4. Conseiller les agences de groupes pour l'attribution de numéros d'identification aux éditeurs. Dès qu'un numéro d'identification a été assigné à un groupe, l'agence de groupe a la responsabilité de prendre les dispositions nécessaires pour attribuer des numéros d'identification aux éditeurs à l'intérieur du groupe. Les séries souhaitables de numéros peuvent varier d'un groupe à l'autre. L'Agence internationale peut se voir demander des conseils sur les principes généraux servant à calculer les séries et à attribuer les numéros d'identification en raison de la production de titres des éditeurs en question.
5. D'une facon générale, promouvoir l'extension mondiale du système. L'agence internationale publiera et rendra disponible un document définitif sur le système et fournira de façon générale du matériel publicitaire. En outre, elle prendra des mesures actives pour assurer la diffusion du système dans tous les pays.
6. Contrôler la marche du système. L'Agence internationale sera responsable de la gestion correcte du système et s'assurera que toute déviation sera portée à la connaissance de tous les intéressés.

PROPOSITION

Au titre d'extension de son travail de secrétariat du Groupe de travail, la British Standards Institution sera requise de mettre en œuvre l'Agence internationale pendant une période initiale, avec l'assistance d'un Comité permanent composé des membres du Groupe de travail.

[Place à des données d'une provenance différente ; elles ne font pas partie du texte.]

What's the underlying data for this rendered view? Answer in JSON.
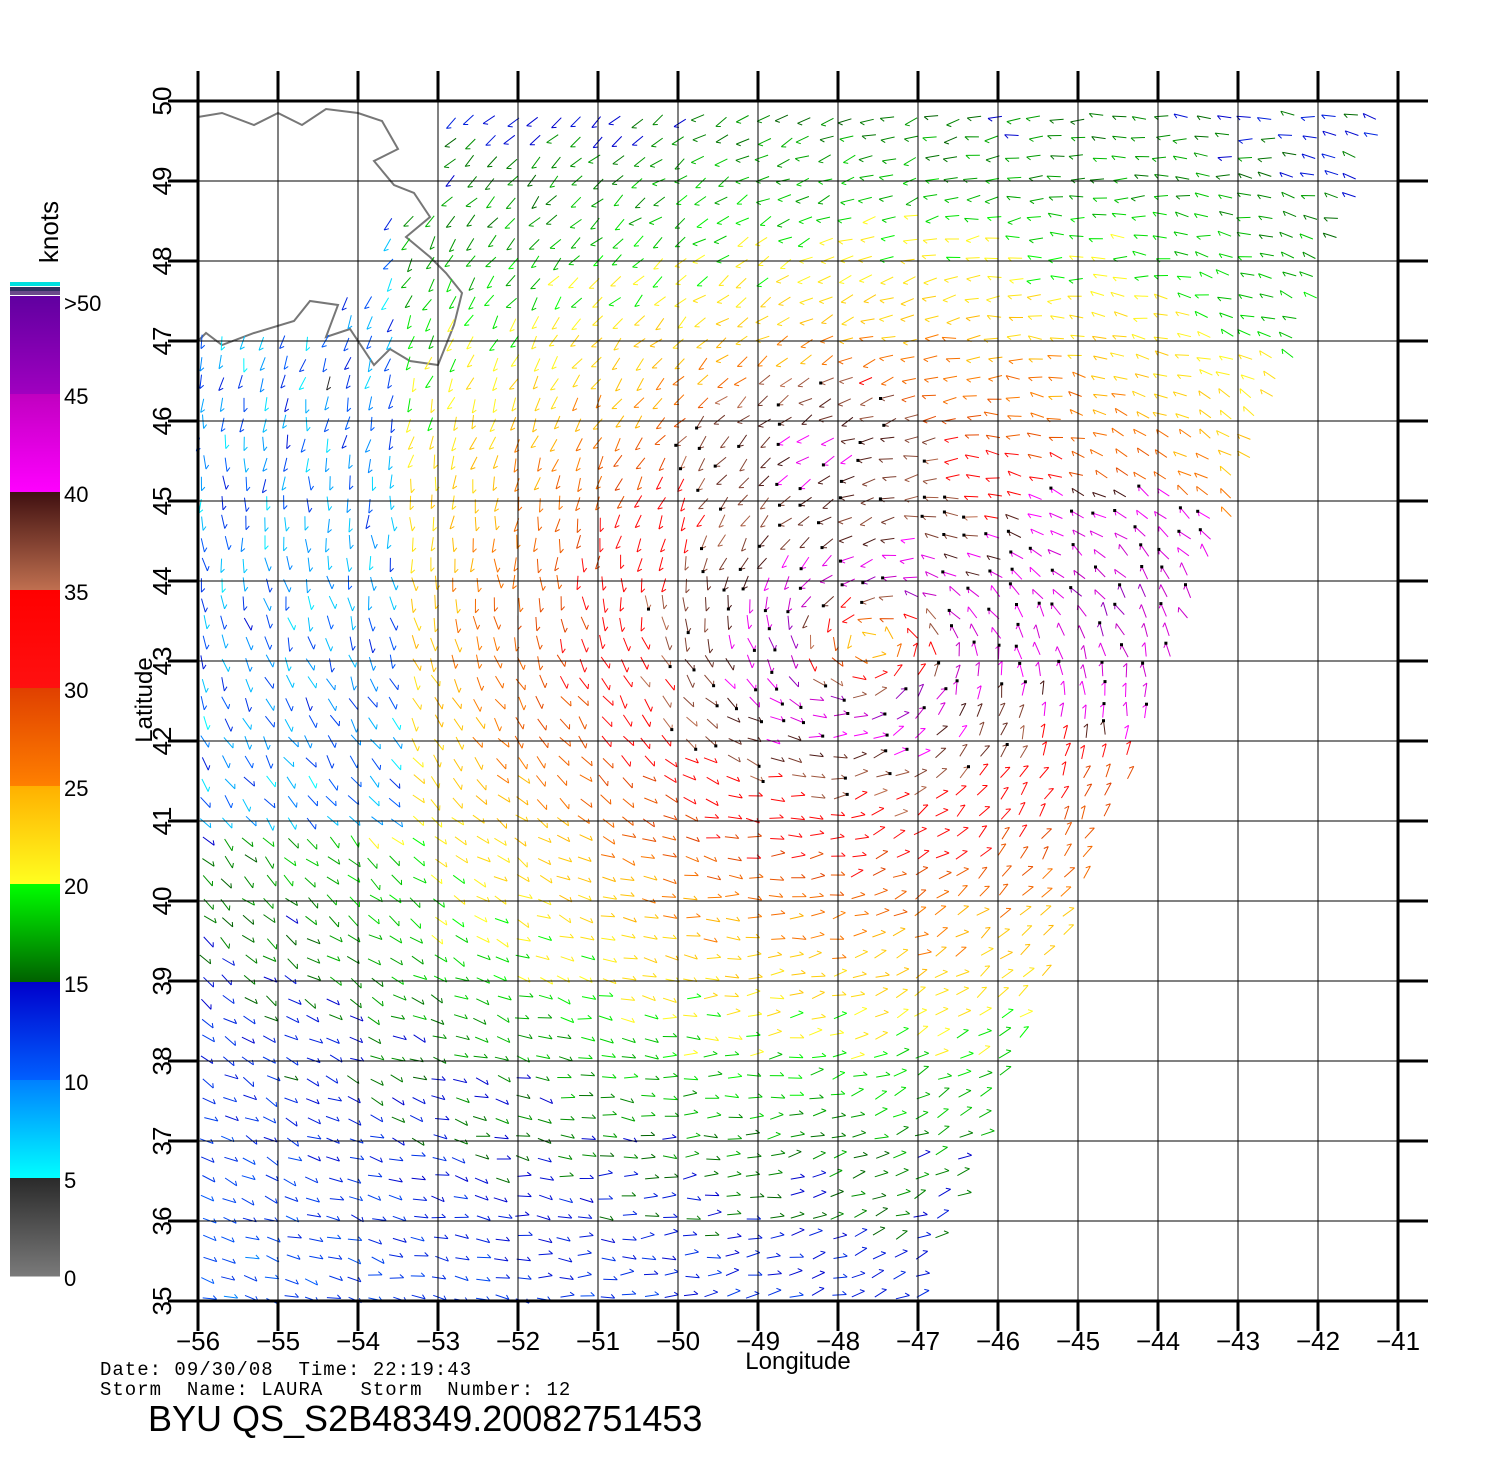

  1. (retour)↑  UNESCO. - Recommandation concernant la normalisation internationale des statistiques de l'édition de livres et de périodiques, adoptée par la Conférence générale 13e session, Paris, 19 novembre 1964. - Paris, Unesco, 1964. - 27 cm, 21 p.
  2. (retour)↑  Nous venons d'apprendre que la BSI, sur demande du Syndicat national des éditeurs, a réservé le chiffre « 2 » comme numéro d'identification de groupe pour la France. Le groupe anglo-saxon s'est réservé les chiffres o et I.
  3. (retour)↑  Ces chiffres sont les chiffres arabes o à 9; dans le cas du chiffre de contrôle un X peut apparaître (voir paragraphe 6).